Ex-Met Police chief calls for internment camps for 3,000 extremists to help fight terror
A FORMER Met Police chief has called for the UK to set up specialist internment camps for the estimated 3,000 jihadi suspects living in the UK following the Manchester terrorist attack.
By ROSS LOGAN
Express.co.uk
Sun, May 28, 2017
Tarique Ghaffur, who oversaw security operations during the 2012 London Olympics and was Scotland Yard assistant commissioner at the time of the 7/7 attacks in 2005, said extremists should be held without trial just as suspected IRA members were in Northern Ireland in the 1970s.
He called for Imams to issue a “collective fatwa” on extremists by “condemning terrorist atrocities and giving religious backing to the new centres for the good of society”.
Writing in the Daily Mail, Mr Ghaffur said the internment camps would be “community-based centres where they (extremists) would be risk-assessed and theologically examined”.
Mr Ghaffur added: “Then the extremists would be made to go through a deradicalisation programme, using the expertise of imams, charity workers and counter-terrorism officers.
“Those who can be deradicalised should be carefully allowed back into the community. But those deemed too dangerous should be locked up.”

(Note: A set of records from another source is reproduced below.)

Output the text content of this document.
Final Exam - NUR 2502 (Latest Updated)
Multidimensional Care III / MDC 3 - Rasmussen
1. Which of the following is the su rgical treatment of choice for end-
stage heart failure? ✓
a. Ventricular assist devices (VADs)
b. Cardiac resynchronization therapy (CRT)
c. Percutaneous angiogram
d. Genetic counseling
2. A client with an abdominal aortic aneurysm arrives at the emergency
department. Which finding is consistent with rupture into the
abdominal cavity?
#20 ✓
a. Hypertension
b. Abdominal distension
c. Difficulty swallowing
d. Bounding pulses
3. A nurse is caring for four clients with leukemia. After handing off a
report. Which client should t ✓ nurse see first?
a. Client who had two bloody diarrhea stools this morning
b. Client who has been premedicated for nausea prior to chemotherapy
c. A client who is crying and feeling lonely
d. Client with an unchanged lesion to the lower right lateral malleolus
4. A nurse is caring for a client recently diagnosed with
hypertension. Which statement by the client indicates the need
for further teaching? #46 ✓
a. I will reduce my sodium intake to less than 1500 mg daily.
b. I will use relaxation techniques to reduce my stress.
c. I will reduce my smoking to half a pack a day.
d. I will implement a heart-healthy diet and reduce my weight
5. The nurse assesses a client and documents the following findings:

The ex-police chief, a practising Muslim, said there was a precedent for such internment camps, after similar laws were activated at the height of the Troubles in Northern Ireland.
Nearly 2,000 people were held without trial between 1971 and 1975, the large majority being suspected IRA members.
The policy sparked a wave of fresh violence against the British Army and hunger strikes amongst prisoners.
Mr Ghaffur claimed his detention centres would be different, “as they would have backing from Muslim leaders”.